L’ouvrage dura quarante ans, dit Vasari, c’est-à-dire un an de moins que n’avait vécu Masaccio, un an de plus que ne devait vivre Raphaël. Lorenzo, qui l’avait commencé plein de jeunesse et de force, l’acheva vieux et courbé. Son portrait est celui de ce vieillard chauve qui, lorsque la porte est fermée, se trouve dans l’ornement du milieu ; toute une vie d’artiste s’était écoulée en sueurs, et était tombée goutte à goutte sur ce bronze !…

Quant à l’autre porte, qui fut donnée à Ghiberti en récompense de la première, ce ne fut plus qu’un jeu pour lui, car il n’avait qu’à imiter André de Pise, qu’on avait regardé jusqu’alors comme inimitable.

C’est en sortant du Baptistère par cette porte du milieu, où sont attachées les chaînes du port de Pise, — malheureuses chaînes que se sont partagées tour à tour les Génois et les Florentins, — que l’on découvre, dans toute sa majestueuse hardiesse, le Campanile de Giotto. Ce merveilleux monument, solide comme une tour et découpé comme une dentelle, si léger, si beau, si brillant, que Politien l’a chanté en vers latins, que Charles V disait qu’on le devrait mettre sous verre pour ne le montrer que les jours de grande fête, et qu’on dit encore aujourd’hui à Florence : Beau comme le Campanile, pour indiquer toute chose si splendide qu’il lui manque un terme de comparaison.

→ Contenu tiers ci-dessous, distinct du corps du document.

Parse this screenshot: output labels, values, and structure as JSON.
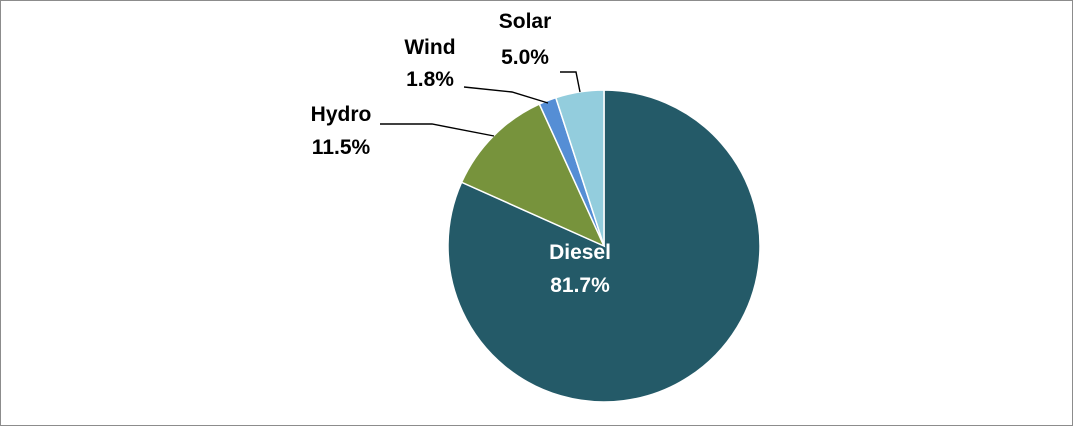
{
  "chart_data": {
    "type": "pie",
    "title": "",
    "slices": [
      {
        "name": "Diesel",
        "value": 81.7,
        "label": "81.7%",
        "color": "#245a68"
      },
      {
        "name": "Hydro",
        "value": 11.5,
        "label": "11.5%",
        "color": "#77933c"
      },
      {
        "name": "Wind",
        "value": 1.8,
        "label": "1.8%",
        "color": "#558ed5"
      },
      {
        "name": "Solar",
        "value": 5.0,
        "label": "5.0%",
        "color": "#93cddd"
      }
    ],
    "legend": "none",
    "data_labels": "name-and-percent"
  }
}
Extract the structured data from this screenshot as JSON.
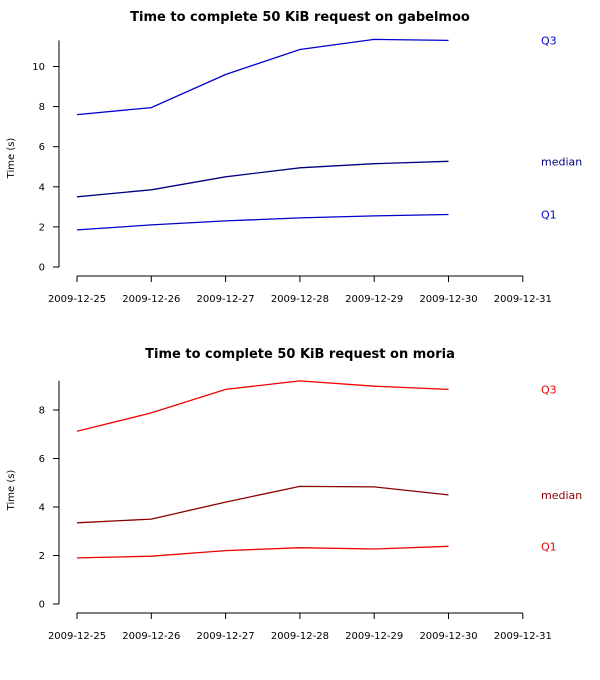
{
  "chart_data": [
    {
      "type": "line",
      "title": "Time to complete 50 KiB request on gabelmoo",
      "xlabel": "",
      "ylabel": "Time (s)",
      "x_ticks": [
        "2009-12-25",
        "2009-12-26",
        "2009-12-27",
        "2009-12-28",
        "2009-12-29",
        "2009-12-30",
        "2009-12-31"
      ],
      "y_ticks": [
        0,
        2,
        4,
        6,
        8,
        10
      ],
      "ylim": [
        0,
        11.3
      ],
      "grid": false,
      "legend": "right-of-lines",
      "series": [
        {
          "name": "Q3",
          "color": "#0000cc",
          "values": [
            7.6,
            7.95,
            9.6,
            10.85,
            11.35,
            11.3
          ]
        },
        {
          "name": "median",
          "color": "#000080",
          "values": [
            3.5,
            3.85,
            4.5,
            4.95,
            5.15,
            5.27
          ]
        },
        {
          "name": "Q1",
          "color": "#0000cc",
          "values": [
            1.85,
            2.1,
            2.3,
            2.45,
            2.55,
            2.62
          ]
        }
      ]
    },
    {
      "type": "line",
      "title": "Time to complete 50 KiB request on moria",
      "xlabel": "",
      "ylabel": "Time (s)",
      "x_ticks": [
        "2009-12-25",
        "2009-12-26",
        "2009-12-27",
        "2009-12-28",
        "2009-12-29",
        "2009-12-30",
        "2009-12-31"
      ],
      "y_ticks": [
        0,
        2,
        4,
        6,
        8
      ],
      "ylim": [
        0,
        9.2
      ],
      "grid": false,
      "legend": "right-of-lines",
      "series": [
        {
          "name": "Q3",
          "color": "#ee0000",
          "values": [
            7.12,
            7.88,
            8.85,
            9.2,
            8.98,
            8.85
          ]
        },
        {
          "name": "median",
          "color": "#8b0000",
          "values": [
            3.35,
            3.5,
            4.2,
            4.85,
            4.83,
            4.5
          ]
        },
        {
          "name": "Q1",
          "color": "#ee0000",
          "values": [
            1.9,
            1.97,
            2.2,
            2.32,
            2.27,
            2.38
          ]
        }
      ]
    }
  ]
}
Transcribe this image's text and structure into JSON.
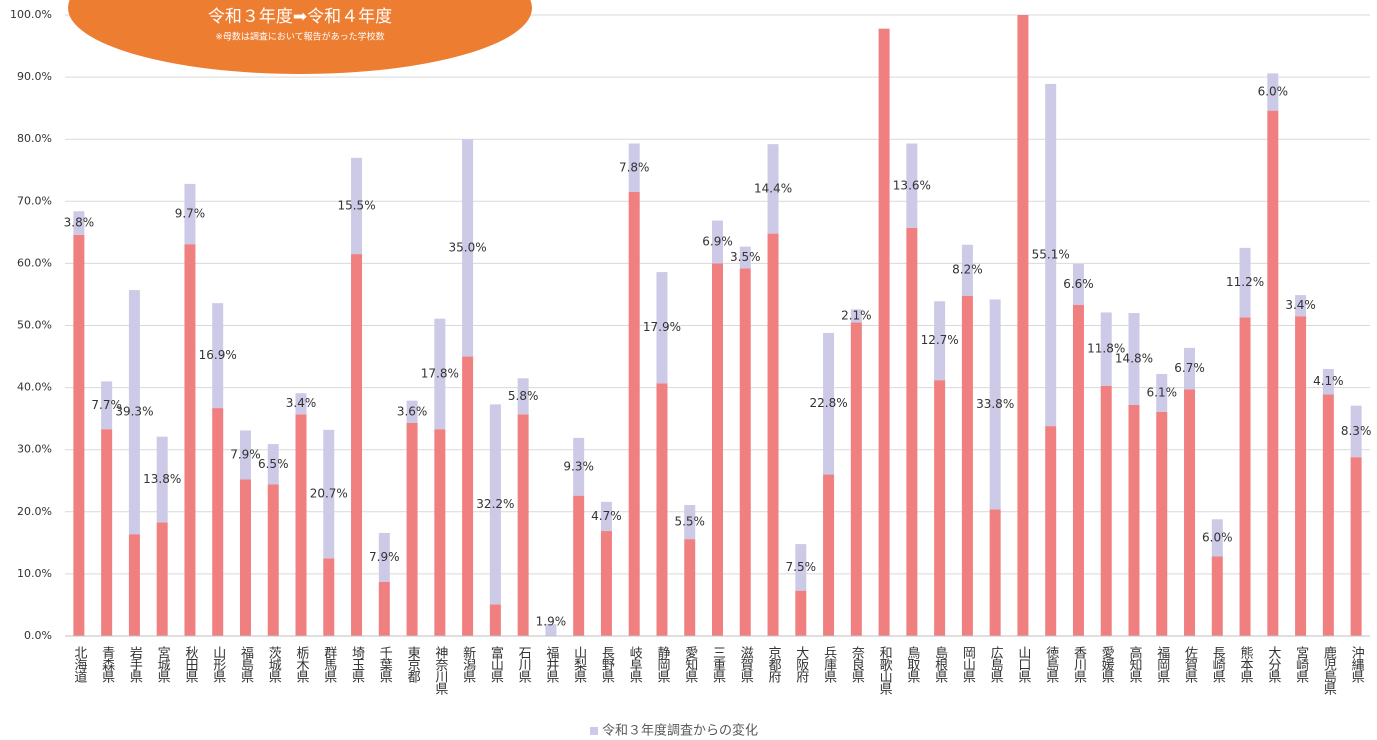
{
  "chart_data": {
    "type": "stacked-bar",
    "annotations": [
      "令和３年度➡令和４年度",
      "※母数は調査において報告があった学校数"
    ],
    "categories": [
      "北海道",
      "青森県",
      "岩手県",
      "宮城県",
      "秋田県",
      "山形県",
      "福島県",
      "茨城県",
      "栃木県",
      "群馬県",
      "埼玉県",
      "千葉県",
      "東京都",
      "神奈川県",
      "新潟県",
      "富山県",
      "石川県",
      "福井県",
      "山梨県",
      "長野県",
      "岐阜県",
      "静岡県",
      "愛知県",
      "三重県",
      "滋賀県",
      "京都府",
      "大阪府",
      "兵庫県",
      "奈良県",
      "和歌山県",
      "鳥取県",
      "島根県",
      "岡山県",
      "広島県",
      "山口県",
      "徳島県",
      "香川県",
      "愛媛県",
      "高知県",
      "福岡県",
      "佐賀県",
      "長崎県",
      "熊本県",
      "大分県",
      "宮崎県",
      "鹿児島県",
      "沖縄県"
    ],
    "series": [
      {
        "color": "#f08080",
        "values": [
          64.6,
          33.3,
          16.4,
          18.3,
          63.1,
          36.7,
          25.2,
          24.4,
          35.7,
          12.5,
          61.5,
          8.7,
          34.3,
          33.3,
          45.0,
          5.1,
          35.7,
          0,
          22.6,
          16.9,
          71.5,
          40.7,
          15.6,
          60.0,
          59.2,
          64.8,
          7.3,
          26.0,
          50.5,
          97.8,
          65.7,
          41.2,
          54.8,
          20.4,
          100,
          33.8,
          53.3,
          40.3,
          37.2,
          36.1,
          39.7,
          12.8,
          51.3,
          84.6,
          51.5,
          38.9,
          28.8
        ]
      },
      {
        "name": "令和３年度調査からの変化",
        "color": "#cccae6",
        "values": [
          3.8,
          7.7,
          39.3,
          13.8,
          9.7,
          16.9,
          7.9,
          6.5,
          3.4,
          20.7,
          15.5,
          7.9,
          3.6,
          17.8,
          35.0,
          32.2,
          5.8,
          1.9,
          9.3,
          4.7,
          7.8,
          17.9,
          5.5,
          6.9,
          3.5,
          14.4,
          7.5,
          22.8,
          2.1,
          null,
          13.6,
          12.7,
          8.2,
          33.8,
          null,
          55.1,
          6.6,
          11.8,
          14.8,
          6.1,
          6.7,
          6.0,
          11.2,
          6.0,
          3.4,
          4.1,
          8.3
        ],
        "value_labels": [
          "3.8%",
          "7.7%",
          "39.3%",
          "13.8%",
          "9.7%",
          "16.9%",
          "7.9%",
          "6.5%",
          "3.4%",
          "20.7%",
          "15.5%",
          "7.9%",
          "3.6%",
          "17.8%",
          "35.0%",
          "32.2%",
          "5.8%",
          "1.9%",
          "9.3%",
          "4.7%",
          "7.8%",
          "17.9%",
          "5.5%",
          "6.9%",
          "3.5%",
          "14.4%",
          "7.5%",
          "22.8%",
          "2.1%",
          null,
          "13.6%",
          "12.7%",
          "8.2%",
          "33.8%",
          null,
          "55.1%",
          "6.6%",
          "11.8%",
          "14.8%",
          "6.1%",
          "6.7%",
          "6.0%",
          "11.2%",
          "6.0%",
          "3.4%",
          "4.1%",
          "8.3%"
        ]
      }
    ],
    "ylim": [
      0,
      100
    ],
    "yticks": [
      {
        "value": 0,
        "label": "0.0%"
      },
      {
        "value": 10,
        "label": "10.0%"
      },
      {
        "value": 20,
        "label": "20.0%"
      },
      {
        "value": 30,
        "label": "30.0%"
      },
      {
        "value": 40,
        "label": "40.0%"
      },
      {
        "value": 50,
        "label": "50.0%"
      },
      {
        "value": 60,
        "label": "60.0%"
      },
      {
        "value": 70,
        "label": "70.0%"
      },
      {
        "value": 80,
        "label": "80.0%"
      },
      {
        "value": 90,
        "label": "90.0%"
      },
      {
        "value": 100,
        "label": "100.0%"
      }
    ],
    "grid": true,
    "legend": "bottom"
  }
}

Giotto avait ménagé des niches qui furent remplies par Donatello. Six statues sont de ce maître ; l’une d’elles, celle qui représente le frère Barduccio Cherichini, plus connu sous le nom de dello Zuccone, à cause de sa calvitie, est un chef-d’œuvre de naturel et de modelé. Du point où on l’examine, c’est la perfection grecque réunie au sentiment chrétien ; aussi l’on raconte que lorsque Donatello accompagna sa statue bien-aimée de son atelier au Campanile, confiant dans son génie, et croyant que le Dieu des chrétiens lui devait le même miracle que Jupiter avait fait pour Pygmalion, il ne cessa, tout le long de la route, de lui répéter à demi voix : — Favella ! favella ! — Parle, mais parle donc !

La statue resta muette, mais l’admiration des peuples et la voix de la postérité ont parlé pour elle.


  1. … Infin che’l veltro
    Verrà, che la farà morir di doglia,
    Questi non ciberà terra nè peltro ;
    Ma sapienza, e amore, e virtuti,
    E sua nazion sara tra feltro e feltro.
    Inf. Cant. 1°.
  2. Lo primo tuo rifugio e’l primo ostello
    Sarà la cortesia del grand Lombardo
    Che su la Scala porta il santo Uccello.
    Par. Cant. XVII.
  3. Sappi ch’i son Bertram del Bornio, quelli
    Che diedi al de giovani i ma conforti.

    Inf. Cant. xxviii.
  4. Nous ne voulons pas dire cependant que Dante soit le premier auteur qui ait écrit en italien. Dix volumes de rimes antiques (rime antiche) seraient là pour nous démentir si nous commettions une telle erreur. Mais presque toutes ces canzone sont érotiques, beaucoup de mots d’art, de politique, de science et de guerre manquaient à la poésie italienne : ce sont ces mots que Dante trouva, façonna au rhythme et assouplit à la rime.
  5. Io non la vidi tante votte ancora
    Ch’ù non trovassi in lei nuova bellezza.